Tuesday, 15 March 2011

An Interview with Robert D. Putnam and David E. Campbell


Richard Madsen, An Interview with Robert D. Putnam and David E. Campbell, The Hedgehog Review 13.1 (Spring 2011), 59-68.


I’ve been told I need to read the latest book from Robert D. Putnam and David E. Campbell – American Grace: How Religion Divides and Unites Us (New York: Simon & Schuster, 2010).


I haven’t done so yet, and might not do so given other priorities... Meanwhile, The Hedgehog Review carries an interview with Putnam and Campbell which might provide a glimpse into some of their insights.
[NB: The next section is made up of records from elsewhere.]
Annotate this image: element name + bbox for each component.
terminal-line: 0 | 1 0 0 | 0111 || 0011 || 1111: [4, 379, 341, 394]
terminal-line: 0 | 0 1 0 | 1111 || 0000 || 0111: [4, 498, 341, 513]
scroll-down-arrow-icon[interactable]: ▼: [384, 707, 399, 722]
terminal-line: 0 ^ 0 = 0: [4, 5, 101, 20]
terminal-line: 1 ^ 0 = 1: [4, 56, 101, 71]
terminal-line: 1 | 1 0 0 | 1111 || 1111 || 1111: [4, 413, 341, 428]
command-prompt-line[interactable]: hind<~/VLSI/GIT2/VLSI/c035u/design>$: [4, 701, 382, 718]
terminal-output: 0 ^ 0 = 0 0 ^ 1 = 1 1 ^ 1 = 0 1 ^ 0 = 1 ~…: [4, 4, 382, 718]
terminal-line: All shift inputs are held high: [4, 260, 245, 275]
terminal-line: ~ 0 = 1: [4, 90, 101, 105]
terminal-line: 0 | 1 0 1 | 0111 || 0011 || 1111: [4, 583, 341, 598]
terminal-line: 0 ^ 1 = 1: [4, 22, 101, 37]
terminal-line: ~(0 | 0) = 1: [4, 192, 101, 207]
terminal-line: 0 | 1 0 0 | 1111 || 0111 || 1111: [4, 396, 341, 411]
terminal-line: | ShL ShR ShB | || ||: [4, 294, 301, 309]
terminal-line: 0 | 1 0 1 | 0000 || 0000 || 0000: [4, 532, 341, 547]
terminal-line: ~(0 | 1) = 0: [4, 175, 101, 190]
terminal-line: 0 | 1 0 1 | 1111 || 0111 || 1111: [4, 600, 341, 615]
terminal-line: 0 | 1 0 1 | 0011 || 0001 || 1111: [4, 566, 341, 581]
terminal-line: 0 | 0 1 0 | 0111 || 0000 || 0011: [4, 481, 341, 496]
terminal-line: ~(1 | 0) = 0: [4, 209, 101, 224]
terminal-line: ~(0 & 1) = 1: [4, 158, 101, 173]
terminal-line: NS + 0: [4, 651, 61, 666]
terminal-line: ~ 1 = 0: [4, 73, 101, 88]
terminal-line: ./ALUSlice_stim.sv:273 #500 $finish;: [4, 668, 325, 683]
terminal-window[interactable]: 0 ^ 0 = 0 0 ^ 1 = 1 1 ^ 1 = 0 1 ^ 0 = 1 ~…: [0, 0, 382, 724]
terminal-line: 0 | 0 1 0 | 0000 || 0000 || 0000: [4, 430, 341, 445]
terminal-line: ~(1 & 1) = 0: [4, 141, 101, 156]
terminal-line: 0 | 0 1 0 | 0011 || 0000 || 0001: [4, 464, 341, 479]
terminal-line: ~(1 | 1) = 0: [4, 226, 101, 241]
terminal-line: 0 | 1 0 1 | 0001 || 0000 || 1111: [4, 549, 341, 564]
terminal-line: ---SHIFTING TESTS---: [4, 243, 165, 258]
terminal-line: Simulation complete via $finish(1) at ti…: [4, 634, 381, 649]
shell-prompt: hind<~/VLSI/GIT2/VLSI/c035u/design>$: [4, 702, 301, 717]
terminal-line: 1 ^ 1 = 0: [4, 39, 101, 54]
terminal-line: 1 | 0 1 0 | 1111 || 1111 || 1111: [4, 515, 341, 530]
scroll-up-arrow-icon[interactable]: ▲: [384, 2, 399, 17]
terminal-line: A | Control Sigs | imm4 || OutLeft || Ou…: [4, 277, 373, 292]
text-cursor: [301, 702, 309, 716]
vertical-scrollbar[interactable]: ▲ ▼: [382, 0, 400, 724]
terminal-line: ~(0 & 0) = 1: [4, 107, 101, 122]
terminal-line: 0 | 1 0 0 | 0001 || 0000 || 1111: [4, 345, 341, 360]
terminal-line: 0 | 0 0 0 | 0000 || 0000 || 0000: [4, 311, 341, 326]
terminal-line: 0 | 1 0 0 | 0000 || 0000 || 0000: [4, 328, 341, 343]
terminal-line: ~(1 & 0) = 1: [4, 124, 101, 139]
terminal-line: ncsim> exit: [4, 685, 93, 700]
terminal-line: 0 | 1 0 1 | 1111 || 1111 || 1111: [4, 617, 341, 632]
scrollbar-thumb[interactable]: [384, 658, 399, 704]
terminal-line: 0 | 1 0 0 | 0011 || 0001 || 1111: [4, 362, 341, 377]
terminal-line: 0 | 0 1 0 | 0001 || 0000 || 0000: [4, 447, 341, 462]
Here’s the publisher’s blurb for the book:


American Grace is a major achievement, a groundbreaking examination of religion in America. Unique among nations, America is deeply religious, religiously diverse, and remarkably tolerant. But in recent decades the nation’s religious landscape has been reshaped. America has experienced three seismic shocks, say Robert Putnam and David Campbell. In the 1960s, religious observance plummeted. Then in the 1970s and 1980s, a conservative reaction produced the rise of evangelicalism and the Religious Right. Since the 1990s, however, young people, turned off by that linkage between faith and conservative politics, have abandoned organised religion. The result has been a growing polarisation – the ranks of religious conservatives and secular liberals have swelled, leaving a dwindling group of religious moderates in between. At the same time, personal interfaith ties are strengthening. Interfaith marriage has increased while religious identities have become more fluid. Putnam and Campbell show how this denser web of personal ties brings surprising interfaith tolerance, notwithstanding the so-called culture wars. American Grace promises to be the most important book in decades about American religious life.’